In the 9th minute, another disaster nearly struck. A sloppy pass in the midfield was intercepted.

The Palace winger, the electric Michael Olise, was suddenly running at the heart of the Liverpool defense.

He shimmied past a defender, then another, his feet a dizzying blur. He was about to shoot when Arnold, in a moment of brilliant, desperate, last-ditch defending, came flying in from the side with a perfectly timed slide tackle to save the day.

"A DISASTER! AN ABSOLUTE CAR CRASH OF A START FOR THE CHAMPIONS!" the commentator lamented. "They look like a team of strangers! They are nervous, they are sloppy, and they are being completely outplayed by a hungry and disciplined Crystal Palace side! This is not in the script!"

Leon felt a familiar, cold dread creeping in.

This was the Torino game all over again.
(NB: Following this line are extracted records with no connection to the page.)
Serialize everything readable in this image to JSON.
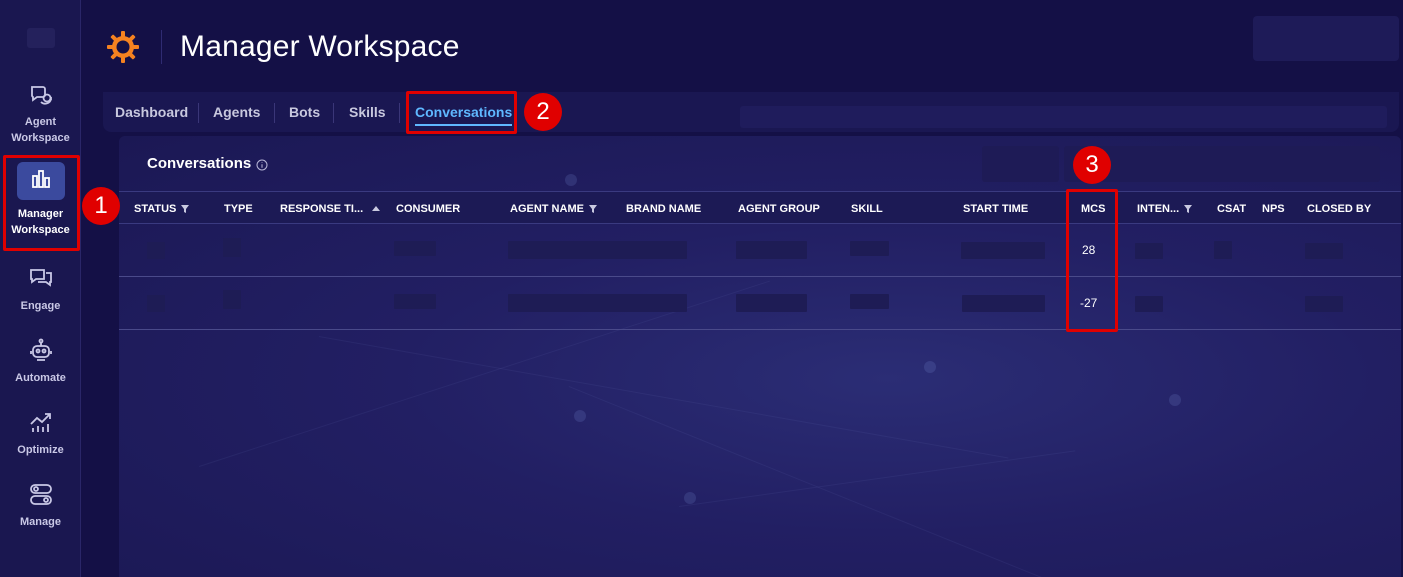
{
  "sidebar": {
    "items": [
      {
        "label_line1": "Agent",
        "label_line2": "Workspace",
        "icon": "headset-chat-icon"
      },
      {
        "label_line1": "Manager",
        "label_line2": "Workspace",
        "icon": "bar-chart-icon",
        "active": true
      },
      {
        "label_line1": "Engage",
        "icon": "chat-bubbles-icon"
      },
      {
        "label_line1": "Automate",
        "icon": "robot-icon"
      },
      {
        "label_line1": "Optimize",
        "icon": "trend-chart-icon"
      },
      {
        "label_line1": "Manage",
        "icon": "toggles-icon"
      }
    ]
  },
  "header": {
    "title": "Manager Workspace",
    "logo_icon": "gear-logo-icon",
    "logo_color": "#f58220"
  },
  "tabs": [
    {
      "label": "Dashboard"
    },
    {
      "label": "Agents"
    },
    {
      "label": "Bots"
    },
    {
      "label": "Skills"
    },
    {
      "label": "Conversations",
      "active": true
    }
  ],
  "panel": {
    "title": "Conversations",
    "info_icon": "info-circle-icon"
  },
  "table": {
    "columns": [
      {
        "label": "STATUS",
        "filter": true
      },
      {
        "label": "TYPE"
      },
      {
        "label": "RESPONSE TI...",
        "sort": "asc"
      },
      {
        "label": "CONSUMER"
      },
      {
        "label": "AGENT NAME",
        "filter": true
      },
      {
        "label": "BRAND NAME"
      },
      {
        "label": "AGENT GROUP"
      },
      {
        "label": "SKILL"
      },
      {
        "label": "START TIME"
      },
      {
        "label": "MCS"
      },
      {
        "label": "INTEN...",
        "filter": true
      },
      {
        "label": "CSAT"
      },
      {
        "label": "NPS"
      },
      {
        "label": "CLOSED BY"
      }
    ],
    "rows": [
      {
        "mcs": "28"
      },
      {
        "mcs": "-27"
      }
    ]
  },
  "annotations": [
    "1",
    "2",
    "3"
  ],
  "colors": {
    "accent_tab": "#5fb8ff",
    "annotation_red": "#e00000",
    "sidebar_active_bg": "#3b4a9e"
  }
}
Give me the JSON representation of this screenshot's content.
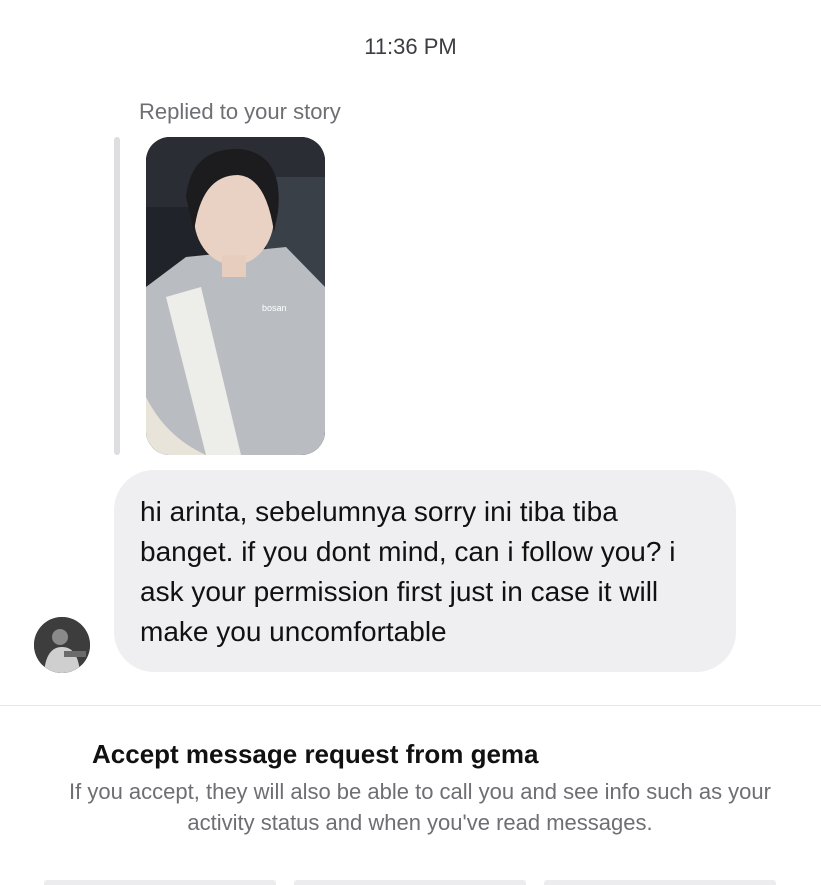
{
  "thread": {
    "timestamp": "11:36 PM",
    "replied_label": "Replied to your story",
    "story_sticker_text": "bosan",
    "message": "hi arinta, sebelumnya sorry ini tiba tiba banget. if you dont mind, can i follow you? i ask your permission first just in case it will make you uncomfortable"
  },
  "request": {
    "title": "Accept message request from gema",
    "description": "If you accept, they will also be able to call you and see info such as your activity status and when you've read messages."
  },
  "colors": {
    "bubble": "#efeff1",
    "secondary_text": "#6e6e73",
    "reply_bar": "#dedee2"
  }
}
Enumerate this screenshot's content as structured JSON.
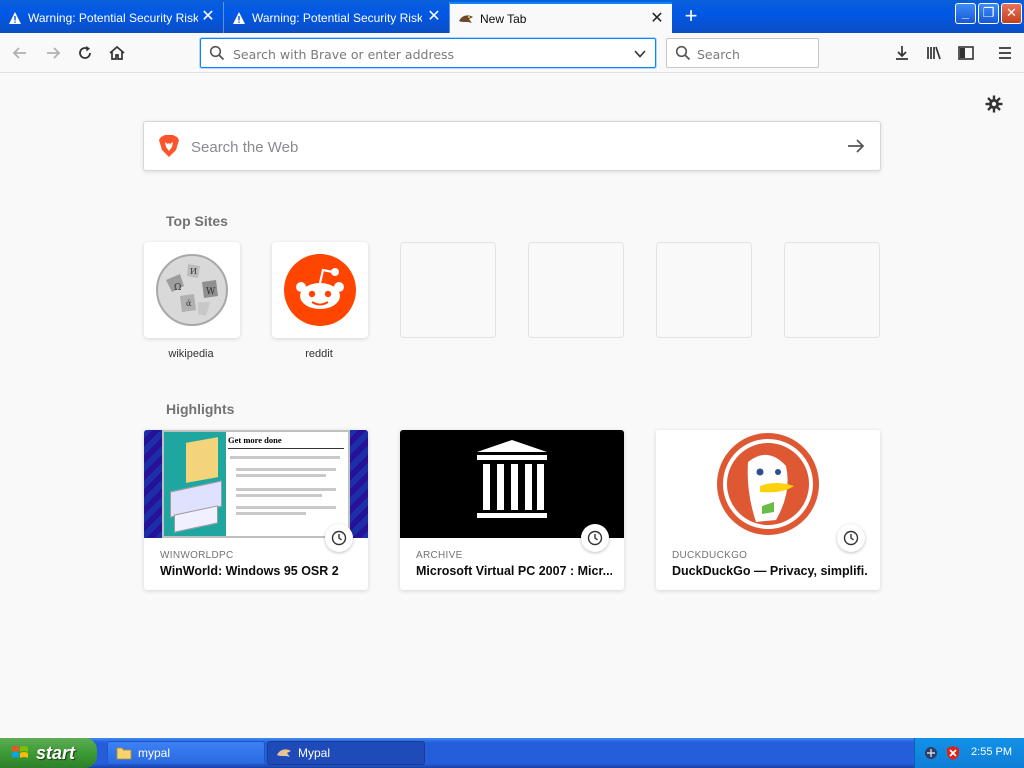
{
  "tabs": [
    {
      "title": "Warning: Potential Security Risk Ahead",
      "icon": "warning-icon",
      "active": false
    },
    {
      "title": "Warning: Potential Security Risk Ahead",
      "icon": "warning-icon",
      "active": false
    },
    {
      "title": "New Tab",
      "icon": "mypal-icon",
      "active": true
    }
  ],
  "urlbar": {
    "placeholder": "Search with Brave or enter address",
    "value": ""
  },
  "searchbar": {
    "placeholder": "Search",
    "value": ""
  },
  "websearch": {
    "placeholder": "Search the Web"
  },
  "top_sites": {
    "heading": "Top Sites",
    "sites": [
      {
        "label": "wikipedia",
        "icon": "wikipedia-icon"
      },
      {
        "label": "reddit",
        "icon": "reddit-icon"
      },
      {
        "label": "",
        "icon": ""
      },
      {
        "label": "",
        "icon": ""
      },
      {
        "label": "",
        "icon": ""
      },
      {
        "label": "",
        "icon": ""
      }
    ]
  },
  "highlights": {
    "heading": "Highlights",
    "cards": [
      {
        "source": "WINWORLDPC",
        "title": "WinWorld: Windows 95 OSR 2",
        "thumb_title": "Get more done"
      },
      {
        "source": "ARCHIVE",
        "title": "Microsoft Virtual PC 2007 : Micr..."
      },
      {
        "source": "DUCKDUCKGO",
        "title": "DuckDuckGo — Privacy, simplifi..."
      }
    ]
  },
  "taskbar": {
    "start_label": "start",
    "items": [
      {
        "label": "mypal",
        "icon": "folder-icon",
        "active": false
      },
      {
        "label": "Mypal",
        "icon": "mypal-icon",
        "active": true
      }
    ],
    "clock": "2:55 PM"
  },
  "colors": {
    "accent": "#0a84ff",
    "xp_blue": "#245edb",
    "start_green": "#3c9b34",
    "reddit": "#ff4500",
    "ddg": "#de5833"
  }
}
The arrogance. The complacency.

But then he looked around. He saw the fire in Salah's eyes. He saw the grim determination on van Dijk's face.
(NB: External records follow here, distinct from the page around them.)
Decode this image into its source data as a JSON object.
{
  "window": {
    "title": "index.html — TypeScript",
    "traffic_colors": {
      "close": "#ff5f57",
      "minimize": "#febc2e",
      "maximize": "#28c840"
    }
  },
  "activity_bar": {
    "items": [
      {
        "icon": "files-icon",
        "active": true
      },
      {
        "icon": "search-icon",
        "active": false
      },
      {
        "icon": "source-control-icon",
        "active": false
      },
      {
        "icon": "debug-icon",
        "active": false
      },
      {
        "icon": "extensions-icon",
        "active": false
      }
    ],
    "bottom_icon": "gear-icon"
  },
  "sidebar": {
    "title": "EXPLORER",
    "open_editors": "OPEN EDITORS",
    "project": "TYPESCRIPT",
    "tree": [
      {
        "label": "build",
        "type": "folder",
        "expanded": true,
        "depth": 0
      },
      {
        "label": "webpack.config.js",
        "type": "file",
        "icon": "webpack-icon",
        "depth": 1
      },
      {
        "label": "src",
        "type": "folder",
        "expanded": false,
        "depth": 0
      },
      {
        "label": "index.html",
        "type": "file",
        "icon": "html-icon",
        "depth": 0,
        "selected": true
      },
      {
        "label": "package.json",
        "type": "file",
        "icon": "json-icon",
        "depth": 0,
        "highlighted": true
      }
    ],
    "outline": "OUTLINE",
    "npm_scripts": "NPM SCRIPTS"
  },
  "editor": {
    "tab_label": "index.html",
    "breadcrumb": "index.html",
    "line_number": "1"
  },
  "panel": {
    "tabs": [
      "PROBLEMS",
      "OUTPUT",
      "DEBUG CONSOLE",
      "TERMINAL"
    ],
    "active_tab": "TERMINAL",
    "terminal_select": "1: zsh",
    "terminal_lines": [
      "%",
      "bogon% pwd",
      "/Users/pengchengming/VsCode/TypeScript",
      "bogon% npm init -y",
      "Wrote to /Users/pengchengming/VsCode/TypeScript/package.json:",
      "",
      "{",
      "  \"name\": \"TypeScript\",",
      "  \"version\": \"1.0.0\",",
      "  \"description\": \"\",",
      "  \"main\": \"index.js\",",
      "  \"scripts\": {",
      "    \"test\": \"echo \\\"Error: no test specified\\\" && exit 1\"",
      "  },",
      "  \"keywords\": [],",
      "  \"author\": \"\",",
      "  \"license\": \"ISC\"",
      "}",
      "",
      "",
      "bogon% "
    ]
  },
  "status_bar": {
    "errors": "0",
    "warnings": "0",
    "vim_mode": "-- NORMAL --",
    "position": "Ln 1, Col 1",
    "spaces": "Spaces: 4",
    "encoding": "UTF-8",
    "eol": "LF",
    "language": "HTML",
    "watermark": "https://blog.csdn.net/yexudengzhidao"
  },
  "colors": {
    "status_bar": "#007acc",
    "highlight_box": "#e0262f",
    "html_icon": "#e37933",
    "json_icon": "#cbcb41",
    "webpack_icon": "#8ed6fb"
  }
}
He saw the 'Unshakeable Heart' bracelet on his own wrist.

This wasn't Inter. This was Liverpool. And they were not going to lie down.

He started clapping, a sharp, insistent rhythm. "Come on!" he yelled, his voice a raw, defiant cry. "Heads up! We've been here before! We go again! NOW!"

The message, the simple, powerful belief, seemed to cut through the haze of panic.

His teammates looked at him, and something shifted.

The fear in their eyes was replaced by a familiar, dangerous glint.

The champions had been woken up. And now, they were angry.